Quote:
Originally Posted by
Mr Bob 
Depends on the brand and its design. On Pioneers, each of the colors can be made to disappear in the service menu completely, leaving the rest still showing. On a Mit the non-used color gets diminished but never completely disappears. Nor does the internal grid. You just have to ignore it and concentrate on the masterful grid you are sending in there - the one with fine mid-light-level lines, at average light levels. Unlike the internal grid, which is way too hot and way to thick for any high precision convergence work. And being of different light level from your actual video content, it actually lies to you and causes you to slightly misdo your convergence. Only same light level grids vs. content will produce same light level success, grids vs. content.
Now, if I do convergence in the service menu, is there any learning curve or anything I should know or tips or a guide I should read before "jumping in", or is it all straightforward based on what is in the service guide?
Quote:
Originally Posted by
LastButNotLeast 
Pick the version you need. The download is an iso file that burns an AVCHD disc that plays in most BDPs. I think there's a compatability chart further in the thread.
I have an old version for my HDP, but, for some reason, they've removed that link.

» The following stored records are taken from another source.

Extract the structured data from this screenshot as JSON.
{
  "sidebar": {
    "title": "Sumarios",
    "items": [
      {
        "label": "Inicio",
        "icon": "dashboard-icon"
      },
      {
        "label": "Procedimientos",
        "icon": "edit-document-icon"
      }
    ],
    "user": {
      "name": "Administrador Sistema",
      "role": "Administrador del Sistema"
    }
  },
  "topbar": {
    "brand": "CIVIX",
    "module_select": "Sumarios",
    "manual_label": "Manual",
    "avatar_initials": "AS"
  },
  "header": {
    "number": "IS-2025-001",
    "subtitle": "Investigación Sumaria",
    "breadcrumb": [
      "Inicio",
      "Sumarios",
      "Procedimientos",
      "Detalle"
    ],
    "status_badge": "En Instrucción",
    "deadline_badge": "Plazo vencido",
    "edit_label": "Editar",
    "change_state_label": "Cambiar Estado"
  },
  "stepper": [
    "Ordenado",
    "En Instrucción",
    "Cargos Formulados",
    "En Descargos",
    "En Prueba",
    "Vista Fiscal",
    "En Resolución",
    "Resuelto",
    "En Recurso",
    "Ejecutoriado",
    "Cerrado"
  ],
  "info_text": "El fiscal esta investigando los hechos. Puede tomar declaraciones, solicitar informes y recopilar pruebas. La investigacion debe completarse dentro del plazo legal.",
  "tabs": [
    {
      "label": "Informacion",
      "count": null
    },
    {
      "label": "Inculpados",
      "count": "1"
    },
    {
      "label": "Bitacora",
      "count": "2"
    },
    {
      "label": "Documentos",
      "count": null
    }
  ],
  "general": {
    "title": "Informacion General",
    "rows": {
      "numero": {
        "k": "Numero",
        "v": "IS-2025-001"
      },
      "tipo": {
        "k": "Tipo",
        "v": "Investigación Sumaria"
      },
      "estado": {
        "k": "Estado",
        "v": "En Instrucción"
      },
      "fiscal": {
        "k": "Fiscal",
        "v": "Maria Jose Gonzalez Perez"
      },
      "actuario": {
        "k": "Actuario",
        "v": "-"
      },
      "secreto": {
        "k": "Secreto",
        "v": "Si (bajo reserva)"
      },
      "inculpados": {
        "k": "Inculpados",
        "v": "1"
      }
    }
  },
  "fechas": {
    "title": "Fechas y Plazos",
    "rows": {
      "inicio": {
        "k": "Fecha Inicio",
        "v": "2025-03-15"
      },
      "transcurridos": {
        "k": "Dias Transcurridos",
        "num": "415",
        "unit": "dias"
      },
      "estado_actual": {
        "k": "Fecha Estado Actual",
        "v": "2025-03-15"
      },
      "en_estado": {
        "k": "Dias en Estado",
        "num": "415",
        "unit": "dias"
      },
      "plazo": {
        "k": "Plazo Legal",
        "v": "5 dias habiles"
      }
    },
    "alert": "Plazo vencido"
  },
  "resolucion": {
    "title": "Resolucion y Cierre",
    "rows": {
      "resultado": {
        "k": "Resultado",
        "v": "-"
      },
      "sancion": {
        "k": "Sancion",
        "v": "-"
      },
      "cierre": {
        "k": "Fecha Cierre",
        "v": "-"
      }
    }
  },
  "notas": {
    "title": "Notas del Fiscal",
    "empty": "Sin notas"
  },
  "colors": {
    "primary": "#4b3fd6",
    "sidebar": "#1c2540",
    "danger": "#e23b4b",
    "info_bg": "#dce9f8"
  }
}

I don't have a BlueRay Disc player or drive actually. I use an original Xbox softmodded with the excellent media center software, XBMC (XBMC4XBOX.org - also available for Windows, Linux, Macintosh Operating System, and more on the 0ld XBMC site, XBMC.org if you don't own an original Xbox). The Xbox is slightly limited in what it can play (inside is a 733Mhz Pentium 3 and 64MB of RAM on a system who hasn't been specially upgraded which still maxes out with 1.3Ghz and 128MB of RAM).
I did however take a look at the file last week (some helpful patterns in there) and found a picture file that looked really helpful for convergence (the one with the red, green, and blue boxes all around). I'll give that one a try and put it up (I think the Xbox hardware can display the 1920X1080 image files just fine at 1080i) when I have a look at the service menu convergence.
If you're ever looking for a low cost HD media center device and don't have/can't get/can't afford a "Home theater computer", the original Xbox still has a lot of life left in it if you can mod it and put a copy of XBMC on it. The best part is that the Xbox can be purchased for a low 40-50 dollar retail pricetag (used) plus the small cost of softmodding or chipping it. Many times you can get them for less even. The PS2, Dreamcast, and GameCube are not capable HD media centers like the original Xbox is. There's some stuff that XBMC can do that you can't even do on Xbox 360. It's really amazing how they still build XBMC for that ten year old machine (nobody was even thinking about HDTV or high resolution media files back then. Nobody even had the bandwidth to download anything bigger than a few megabytes).
Now really is the time for those stuck with standard def sets to upgrade without the excuse of cost. The helpful users here on AVS and over at XBMC4XBOX.org have independently kept older technologies going to bring people like us excellent quality HD entertainment at a fraction of the cost of buying an "off the store shelf" media center (television and media center). The economy may be in the dumper right now, but we're still able to do more than ever for less than ever with the astronomical reduction of the cost of those two essential HD media center items.